I figli di Jimmy Savile
Ed eccoci al momento più spinoso di tutto il film, il finale. Che con la TV ha sempre a che fare. Il ritorno in scena di quel Jimmy, ormai cresciuto, che avevamo lasciato in fuga dagli infetti nel prologo, dopo che suo padre, un pastore (di anime, non di pecore) aveva accolto la fine del mondo all'interno della sua chiesa non prima di avergli donato il suo crocifisso. Che ritroviamo al collo del ragazzo ormai cresciuto, anche se capovolto.
Un finale che ha spiazzato molta gente per via del look esibito dal personaggio di Jack O'Connell e dai componenti della sua "tribù". La spiegazione è molto semplice e del tutto allineata col concetto di rielaborazione di un passato glorioso che tanto glorioso non è. Nelle battute iniziali di 28 anni dopo, le stesse che abbiamo visto già dal primo trailer, Jimmy sta guardando i Teletubbies insieme ad altri bambini. Poco prima che tutto andasse a rotoli. È probabile che per lui, prima dell'apocalisse, la TV avesse una certa importanza, così come le persone che l'animavano. E se il tempo, in Inghilterra, si è fermato al 2002, non c'è nulla di assurdo nel constatare come un bambino che si sia ritrovato a crescere in quella peculiare situazione abbia deciso di conformarsi all'estetica di una vera e propria leggenda della TV inglese, uno che per il Regno Unito è stato qualcosa a metà fra Pippo Baudo, Mike Bongiorno, Renzo Arbore e Tonio Cartonio: Jimmy Savile. Una celebrità nota anche per la sua attività di filantropo, oltre che di Dj e conduttore. Amico della Tatcher e della famiglia Reale. Uno che, fra i tanti, è stato anche protagonista di uno show intitolato Jim'll Fix It in cui i bambini venivano incoraggiati a scrivere delle lettere esprimendo un desiderio che volevano vedrà esaudito entro la fine della puntata. Chissà, magari per il Jimmy del film il sogno era quello di vedere Savile rimettere ordine alla pesima situazione in cui versava il paese a causa del virus.

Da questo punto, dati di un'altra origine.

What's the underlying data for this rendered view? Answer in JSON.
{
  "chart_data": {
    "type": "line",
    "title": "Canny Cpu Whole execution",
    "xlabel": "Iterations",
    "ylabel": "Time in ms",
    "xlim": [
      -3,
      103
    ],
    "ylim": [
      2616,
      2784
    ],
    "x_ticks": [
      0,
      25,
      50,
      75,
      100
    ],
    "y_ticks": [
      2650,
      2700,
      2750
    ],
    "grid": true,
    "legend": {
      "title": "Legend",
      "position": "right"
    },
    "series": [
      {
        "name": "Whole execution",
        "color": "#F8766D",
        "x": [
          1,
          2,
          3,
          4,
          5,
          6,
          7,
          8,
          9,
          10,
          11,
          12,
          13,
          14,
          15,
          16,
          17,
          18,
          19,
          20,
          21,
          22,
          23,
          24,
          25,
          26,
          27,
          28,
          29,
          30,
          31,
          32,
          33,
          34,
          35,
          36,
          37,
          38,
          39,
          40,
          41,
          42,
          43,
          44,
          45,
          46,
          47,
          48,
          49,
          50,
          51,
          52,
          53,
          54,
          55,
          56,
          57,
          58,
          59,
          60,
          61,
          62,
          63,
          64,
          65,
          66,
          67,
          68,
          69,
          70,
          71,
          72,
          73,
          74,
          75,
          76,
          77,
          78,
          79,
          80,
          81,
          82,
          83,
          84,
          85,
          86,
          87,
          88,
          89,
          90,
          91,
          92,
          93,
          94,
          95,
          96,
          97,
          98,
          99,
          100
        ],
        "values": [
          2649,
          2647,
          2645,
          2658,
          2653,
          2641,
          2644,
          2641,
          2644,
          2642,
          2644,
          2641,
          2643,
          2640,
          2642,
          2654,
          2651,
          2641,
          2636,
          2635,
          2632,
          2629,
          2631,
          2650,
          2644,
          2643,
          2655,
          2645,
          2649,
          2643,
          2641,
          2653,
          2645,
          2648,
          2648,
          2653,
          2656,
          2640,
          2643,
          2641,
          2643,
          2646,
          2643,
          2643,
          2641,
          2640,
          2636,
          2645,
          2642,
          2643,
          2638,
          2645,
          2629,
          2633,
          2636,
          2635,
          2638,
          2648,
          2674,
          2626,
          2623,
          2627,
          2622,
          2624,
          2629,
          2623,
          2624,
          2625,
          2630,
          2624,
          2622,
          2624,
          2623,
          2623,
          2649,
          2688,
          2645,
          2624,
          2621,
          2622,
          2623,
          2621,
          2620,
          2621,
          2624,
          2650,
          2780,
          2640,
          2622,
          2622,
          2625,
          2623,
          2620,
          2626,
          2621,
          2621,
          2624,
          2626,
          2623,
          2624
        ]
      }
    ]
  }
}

Però, come si è scoperto soprattutto dopo la sua morte, Jimmy Savile era anche uno spietato predatore sessuale che ha abusato di centinaia di persone di ogni genere ed età, che, approfittando del suo status di benefattore del sistema sanitario, dei suoi agganci e del sostanziale lasciappassare in ogni ospedale del Regno Unito, avrebbe abusato anche di degenti senza disdegnare d'indulgere anche in atti di necrofilia. Trovate tutto raccontato in un documentario in due parti proposto su Netflix, I crimini di Jimmy Savile. Un vaso di Pandora che è stato scoperchiato solo dopo la morte di Savile, risalente al 2011. Ma nel mondo di 28 anni dopo, nulla di tutto questo è mai accaduto, sir Jimmy Crystal non ne sa nulla e cullarsi nel ricordo glorioso di un Jimmy Savile patrimonio nazionale una maniera per restare ancorato a un passato che non esiste più. Come il trionfo ad Azincourt.